Eğitime ayrılmayan bütçenin de kadınları yakından ilgilendirdiğini söyleyen Eren Ertin, ilk vazgeçilen kadın olurken, kız çocuklarının da eğitim hakkında feragat ettirildiğini dile getirdi. Eren Ertin, “Dolayısıyla eğitime ayrılmayan bütçe de buradan soruluyor. Okullardaki temizlik işçilerine baktığımızda büyük bir kısmı kadınlardan oluşuyor. Bunu bu yıl İUP (İşgücü Uyum Programı) dediğimiz bir yöntemle uygulamaya çalıştılar. Bu İUP dediğimiz yöntemde 3 gün çalışma süresi var ve 7-8 bin lira arasında bir ücret konuldu. Bu ise kadınlara şu şekilde geri döndü: Sabah evinde işini yap, akşam üzeri gel okulu temizle git; yani iki mesai birden yap. Biri zaten tamamen ücretsiz, diğeri de yaşamını devam ettiremeyecek kadar düşük bir ücret” ifadelerini kullandı.
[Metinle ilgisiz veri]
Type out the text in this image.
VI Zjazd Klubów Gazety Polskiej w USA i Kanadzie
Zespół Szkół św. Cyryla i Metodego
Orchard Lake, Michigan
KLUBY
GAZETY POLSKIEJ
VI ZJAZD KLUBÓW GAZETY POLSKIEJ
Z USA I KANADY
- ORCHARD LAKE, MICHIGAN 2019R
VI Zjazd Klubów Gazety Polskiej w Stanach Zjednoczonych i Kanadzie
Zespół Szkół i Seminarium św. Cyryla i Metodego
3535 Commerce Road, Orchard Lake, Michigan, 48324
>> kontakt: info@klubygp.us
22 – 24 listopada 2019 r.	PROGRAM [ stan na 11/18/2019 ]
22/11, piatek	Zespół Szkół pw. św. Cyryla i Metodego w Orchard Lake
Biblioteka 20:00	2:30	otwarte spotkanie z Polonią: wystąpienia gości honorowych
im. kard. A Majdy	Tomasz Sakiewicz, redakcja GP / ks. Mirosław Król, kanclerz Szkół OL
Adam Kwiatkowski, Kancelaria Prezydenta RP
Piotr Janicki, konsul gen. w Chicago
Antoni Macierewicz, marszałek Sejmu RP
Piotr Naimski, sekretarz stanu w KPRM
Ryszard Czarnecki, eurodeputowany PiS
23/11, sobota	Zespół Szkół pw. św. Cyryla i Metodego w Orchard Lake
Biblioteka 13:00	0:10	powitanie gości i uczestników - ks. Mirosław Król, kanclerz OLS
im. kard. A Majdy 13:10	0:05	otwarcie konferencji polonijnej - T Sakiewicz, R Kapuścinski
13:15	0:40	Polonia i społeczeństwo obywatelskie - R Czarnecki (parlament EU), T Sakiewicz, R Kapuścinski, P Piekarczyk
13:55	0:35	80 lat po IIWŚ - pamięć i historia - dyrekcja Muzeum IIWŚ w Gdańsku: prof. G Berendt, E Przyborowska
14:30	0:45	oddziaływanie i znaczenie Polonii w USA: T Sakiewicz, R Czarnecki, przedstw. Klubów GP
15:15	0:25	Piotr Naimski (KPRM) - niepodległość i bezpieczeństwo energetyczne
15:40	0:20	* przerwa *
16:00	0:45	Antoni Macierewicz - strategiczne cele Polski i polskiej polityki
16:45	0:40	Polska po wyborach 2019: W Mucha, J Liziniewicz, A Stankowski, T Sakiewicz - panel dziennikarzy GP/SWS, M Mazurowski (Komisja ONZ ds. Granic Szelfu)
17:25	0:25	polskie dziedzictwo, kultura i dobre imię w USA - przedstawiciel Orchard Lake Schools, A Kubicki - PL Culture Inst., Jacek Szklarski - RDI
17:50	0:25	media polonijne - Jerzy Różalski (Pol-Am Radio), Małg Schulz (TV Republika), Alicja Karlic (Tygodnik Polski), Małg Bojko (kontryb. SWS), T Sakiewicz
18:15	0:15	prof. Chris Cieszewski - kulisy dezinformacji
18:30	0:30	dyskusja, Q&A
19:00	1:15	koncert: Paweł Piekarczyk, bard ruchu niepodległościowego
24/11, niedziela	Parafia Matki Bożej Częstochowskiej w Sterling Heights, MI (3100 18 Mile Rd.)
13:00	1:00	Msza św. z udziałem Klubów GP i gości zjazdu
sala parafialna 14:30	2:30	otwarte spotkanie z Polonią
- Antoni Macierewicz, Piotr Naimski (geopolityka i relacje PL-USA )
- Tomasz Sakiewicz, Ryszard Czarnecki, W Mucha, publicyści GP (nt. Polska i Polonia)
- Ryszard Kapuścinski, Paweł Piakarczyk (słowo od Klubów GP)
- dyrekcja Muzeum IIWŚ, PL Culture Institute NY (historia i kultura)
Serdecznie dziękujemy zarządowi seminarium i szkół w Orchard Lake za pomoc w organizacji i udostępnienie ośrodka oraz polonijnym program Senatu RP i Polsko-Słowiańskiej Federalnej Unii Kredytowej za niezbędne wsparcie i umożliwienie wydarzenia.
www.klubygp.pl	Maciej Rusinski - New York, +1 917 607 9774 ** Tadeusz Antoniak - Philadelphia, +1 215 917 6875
‘DİRENMEKTEN BAŞKA YOL YOK’
Uluslararası Çalışma Örgütü (ILO) 190 Sayılı Sözleşme’nin kadınlar için çok önemli olduğunu söyleyen Eren Ertin, bu sözleşmenin kadınların birçok hakkına dair düzenleme içerdiğini söyledi. Sözleşmenin Türkiye tarafından imzalanmadığını kaydeden Eren Ertin, şunları belirtti: “Bu sözleşme, çalışma biçimi, izin süreleri, şiddet, güvenceli çalışmayı da içeren bir sözleşme. Kadın mücadelesine baktığımızda uzunca bir süredir kadınların istihdam biçiminin yanlışlığını deşifre ediyor. Sokakta kazanmaya çalışıyoruz bir şekliyle, sürekli alanlarda olmaya devam ediyor kadınlar. Aslında kadın hareketi şu an ülkedeki en güçlü hareketlerden birisi sokağa çıkma anlamında. Mesela kreş hakkı çok ciddi bir yerde duruyor, kadınların elini ayağını bağlayan en büyük şeylerden birisi. Kadınlar bu anlamda yerel yönetimleri ciddi zorluyor. Kamu çalışanları olarak kamu kurumlarını ciddi bir şekilde zorlamaya çalışıyoruz. Kadınlar ciddi bir yoksullukla karşı karşıya. Direnmekten başka bir yöntemin olmaması gerekiyor. Başka da yol yok zaten.”